Enfin, relevons l’exercice plus que favorable de l’amnistie fiscale permettant, et de manière non négligeable, le résultat équilibré de ce bouclement. La préoccupation du groupe libéral-radical est désormais de mettre en place une fiscalité susceptible de conserver de manière pérenne ces fonds et ne pas « encourager » leurs titulaires à s’établir sous d’autres cieux fiscaux.

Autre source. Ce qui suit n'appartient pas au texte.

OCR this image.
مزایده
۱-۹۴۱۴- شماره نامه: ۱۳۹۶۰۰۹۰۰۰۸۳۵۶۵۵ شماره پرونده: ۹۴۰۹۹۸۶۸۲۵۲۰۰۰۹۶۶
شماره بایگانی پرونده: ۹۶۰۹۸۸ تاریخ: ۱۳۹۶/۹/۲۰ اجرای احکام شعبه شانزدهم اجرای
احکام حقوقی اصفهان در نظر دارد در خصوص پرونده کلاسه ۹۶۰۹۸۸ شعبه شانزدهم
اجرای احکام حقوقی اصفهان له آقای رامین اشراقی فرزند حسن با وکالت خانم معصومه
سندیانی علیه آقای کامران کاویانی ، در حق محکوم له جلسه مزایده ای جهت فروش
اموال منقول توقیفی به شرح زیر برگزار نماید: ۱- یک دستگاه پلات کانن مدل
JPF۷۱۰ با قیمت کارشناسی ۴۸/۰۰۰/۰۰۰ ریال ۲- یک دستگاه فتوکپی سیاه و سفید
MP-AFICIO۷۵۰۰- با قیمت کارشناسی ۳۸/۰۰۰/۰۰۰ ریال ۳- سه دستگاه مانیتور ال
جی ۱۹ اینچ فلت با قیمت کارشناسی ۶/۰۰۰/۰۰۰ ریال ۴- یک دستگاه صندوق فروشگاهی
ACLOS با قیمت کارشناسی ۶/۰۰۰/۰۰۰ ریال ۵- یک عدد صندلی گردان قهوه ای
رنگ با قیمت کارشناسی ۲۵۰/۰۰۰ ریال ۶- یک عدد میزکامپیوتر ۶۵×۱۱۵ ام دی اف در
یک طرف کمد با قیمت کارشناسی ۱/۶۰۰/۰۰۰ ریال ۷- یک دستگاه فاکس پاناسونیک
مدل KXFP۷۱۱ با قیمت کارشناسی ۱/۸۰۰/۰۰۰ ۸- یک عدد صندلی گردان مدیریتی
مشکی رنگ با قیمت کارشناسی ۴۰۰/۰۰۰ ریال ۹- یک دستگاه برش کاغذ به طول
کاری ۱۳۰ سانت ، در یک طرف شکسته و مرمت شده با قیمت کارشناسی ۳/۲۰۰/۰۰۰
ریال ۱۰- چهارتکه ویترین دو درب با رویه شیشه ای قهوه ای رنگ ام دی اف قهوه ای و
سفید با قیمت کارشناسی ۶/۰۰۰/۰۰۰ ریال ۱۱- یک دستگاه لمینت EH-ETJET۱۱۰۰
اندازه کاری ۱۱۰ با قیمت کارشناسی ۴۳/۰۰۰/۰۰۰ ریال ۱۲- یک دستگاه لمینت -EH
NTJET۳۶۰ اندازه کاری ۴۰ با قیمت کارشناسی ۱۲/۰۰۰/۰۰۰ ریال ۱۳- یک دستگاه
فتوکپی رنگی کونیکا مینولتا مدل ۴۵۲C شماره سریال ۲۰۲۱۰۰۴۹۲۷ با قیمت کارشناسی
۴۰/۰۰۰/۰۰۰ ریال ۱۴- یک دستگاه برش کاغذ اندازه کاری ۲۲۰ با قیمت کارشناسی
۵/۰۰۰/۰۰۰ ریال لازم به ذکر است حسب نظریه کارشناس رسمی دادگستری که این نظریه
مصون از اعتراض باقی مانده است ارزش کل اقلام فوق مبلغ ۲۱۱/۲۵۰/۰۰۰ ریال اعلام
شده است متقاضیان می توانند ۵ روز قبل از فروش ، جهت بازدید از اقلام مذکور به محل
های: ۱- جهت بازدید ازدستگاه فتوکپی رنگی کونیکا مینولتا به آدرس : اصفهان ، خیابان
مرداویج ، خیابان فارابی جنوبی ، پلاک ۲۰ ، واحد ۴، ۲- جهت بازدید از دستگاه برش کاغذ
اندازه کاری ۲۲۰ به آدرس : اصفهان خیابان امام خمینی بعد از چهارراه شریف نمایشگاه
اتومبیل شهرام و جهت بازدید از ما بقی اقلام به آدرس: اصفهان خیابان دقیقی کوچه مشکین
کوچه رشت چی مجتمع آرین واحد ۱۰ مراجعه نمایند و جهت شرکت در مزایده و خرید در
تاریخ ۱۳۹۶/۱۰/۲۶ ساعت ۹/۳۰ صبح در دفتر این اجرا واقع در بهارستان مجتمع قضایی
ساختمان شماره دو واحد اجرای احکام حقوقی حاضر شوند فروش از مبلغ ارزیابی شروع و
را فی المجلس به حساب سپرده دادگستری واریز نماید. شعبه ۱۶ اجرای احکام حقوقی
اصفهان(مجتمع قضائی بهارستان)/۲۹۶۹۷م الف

Le groupe libéral-radical, s’il acceptera ce bouclement 2015, est plus convaincu que jamais que derrière ce résultat équilibré se cache une fragilité structurelle que nous nous devons de prendre en mains. Certes, d’aucuns martèleront qu’il s’agit là du septième exercice bénéficiaire des dix dernières années, comme si le résultat du compte de fonctionnement à lui seul permettait de juger de la bonne santé financière de notre Canton. Les discussions autour du prochain rapport 15.055, au demeurant stériles en commissions, nous en donnent une première occasion. Tantôt qualifiée d’approximative et arbitraire, la vision politique et financière du parti libéral-radical trouve désormais un écho bienvenu avec la publication des résultats de l’analyse BakBasel et conforte notre groupe dans sa volonté de SOUTENIR le Gouvernement dans ses bonnes déclarations d’intentions, espérons-le concrétisées par des actes. Globalement, au vu des tendances économiques, nous préférons positiver et ne parlerons donc pas de nuages noirs, mais bien d’opportunités à ne pas manquer. A ne pas manquer pour notre Canton, ses infrastructures, ses habitants.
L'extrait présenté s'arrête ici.